Pieniądze na socjalne cele
Organizacje przeprowadzające zbiórkę w kontenerach ustawianych w miastach i wsiach sprzedają nadmiar tych darów firmom, które zajmują się sortowaniem i dalszą odsprzedażą odzieży: albo za granicę, albo do firm tekstylnego recyklingu.
Pieniądze pochodzące ze sprzedaży nadmiaru odzieży, organizacje, takie jak Niemiecki Czerwony Krzyż, czy Caritas, przeznaczają potem na socjalne projekty czy wsparcie dla potrzebujących. A dalsza utylizacja używanej odzieży stała się ważnym segmentem gospodarki.
Ubrania, które są w dobrym stanie - a jest ich około 2-3 proc. - przeznaczane są do sprzedaży w sklepach second hand. Odzież w gorszym stanie, lub już niemodna, wysyłana jest do krajów Europy wschodniej i południowej oraz do Afryki.
Dwie strony medalu
Na ten temat od dawna już toczy się dyskusja. Dachowe zrzeszenie FairWertung, skupiające kościelne organizacje charytatywne, badało tę kwestię sondując opinie w krajach, do których odzież ta trafia. Ku zdziwieniu ankieterów, import używanej odzieży nie jest oceniany jako problematyczny. Większość ludzi w krajach afrykańskich regularnie i chętnie zaopatruje się w używaną odzież z zachodu Europy, ponieważ jest ona tania i w porównaniu z rodzimymi produktami lub chińskimi najtańszymi wyrobami, jest także dużo lepszej jakości.
Poza tym dzięki używanej odzieży w krajach tych rozwijają się inne pochodne branże: pracę mają krawcy przy przeróbkach ubrań, farbiarze, sprzedawcy na bazarach czy właściciele sklepików.

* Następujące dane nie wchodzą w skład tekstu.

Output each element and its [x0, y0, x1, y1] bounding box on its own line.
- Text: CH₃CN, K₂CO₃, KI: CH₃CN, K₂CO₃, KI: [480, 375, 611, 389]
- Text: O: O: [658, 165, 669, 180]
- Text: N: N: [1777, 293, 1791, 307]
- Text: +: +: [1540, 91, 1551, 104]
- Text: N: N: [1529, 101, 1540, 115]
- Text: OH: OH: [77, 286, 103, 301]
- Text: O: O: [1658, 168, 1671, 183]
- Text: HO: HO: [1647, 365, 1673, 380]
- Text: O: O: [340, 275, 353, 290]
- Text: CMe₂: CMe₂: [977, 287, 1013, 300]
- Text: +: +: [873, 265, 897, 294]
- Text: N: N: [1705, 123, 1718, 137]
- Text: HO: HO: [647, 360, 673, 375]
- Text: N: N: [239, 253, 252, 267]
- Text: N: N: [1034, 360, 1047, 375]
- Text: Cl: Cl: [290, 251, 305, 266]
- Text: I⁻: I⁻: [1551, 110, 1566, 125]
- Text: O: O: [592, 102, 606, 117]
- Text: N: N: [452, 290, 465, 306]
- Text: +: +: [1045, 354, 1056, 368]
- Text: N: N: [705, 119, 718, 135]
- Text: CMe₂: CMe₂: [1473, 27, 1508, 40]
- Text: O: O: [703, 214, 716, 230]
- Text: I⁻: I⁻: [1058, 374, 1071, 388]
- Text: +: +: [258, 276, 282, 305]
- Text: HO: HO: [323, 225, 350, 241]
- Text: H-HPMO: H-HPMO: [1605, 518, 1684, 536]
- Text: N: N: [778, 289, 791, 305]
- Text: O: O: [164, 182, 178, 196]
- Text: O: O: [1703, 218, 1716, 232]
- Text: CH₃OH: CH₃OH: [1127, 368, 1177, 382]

Wśród nich wiele jest młodzieży i kobiet.
Ale handel używaną odzieżą ma też negatywne aspekty. Nie zawsze odzież jest dobrej jakości, odzież z materiałów syntetycznych nie nadaje się do noszenia w tropikalnych upałach, ponadto łamane są częstokroć przepisy celne i podatkowe. Wiele fabryk tekstylnych w krajach afrykańskich trzeba było zamknąć z powodu tej konkurencji, ponieważ w ramach umarzania tym krajom długów, zniesione zostały subwencje, przy jednoczesnym zniesieniu ograniczeń importowych dla nowej i używanej odzieży. Z tego względu krajowe rynki zalewa także tania odzież z krajów azjatyckich.
Szmaciany interes
Wysortowane miękkie tekstylia, które już się nie nadają do noszenia, przerabiane są na szmaty dla przemysłu. Z włókien pozyskiwanych z dżinsowych spodni powstają materiały izolacyjne dla przemysłu samochodowego. Odzież bardzo zabrudzona trafia do spalarni, dlatego z ekologicznego punktu widzenia bardziej celowe byłoby wyrzucanie jej bezpośrednio na śmieci.
Ale tak czy inaczej zbiórka używanej odzieży w kontenerach jest rozsądna pod względem ochrony środowiska i oszczędności zasobów naturalnych. Powstają dzięki niej miejsca pracy, i nawet jeżeli ktoś zarabia na rzeczach wyrzucanych przez przesycone zachodnie społeczeństwa, nie jest to naganne.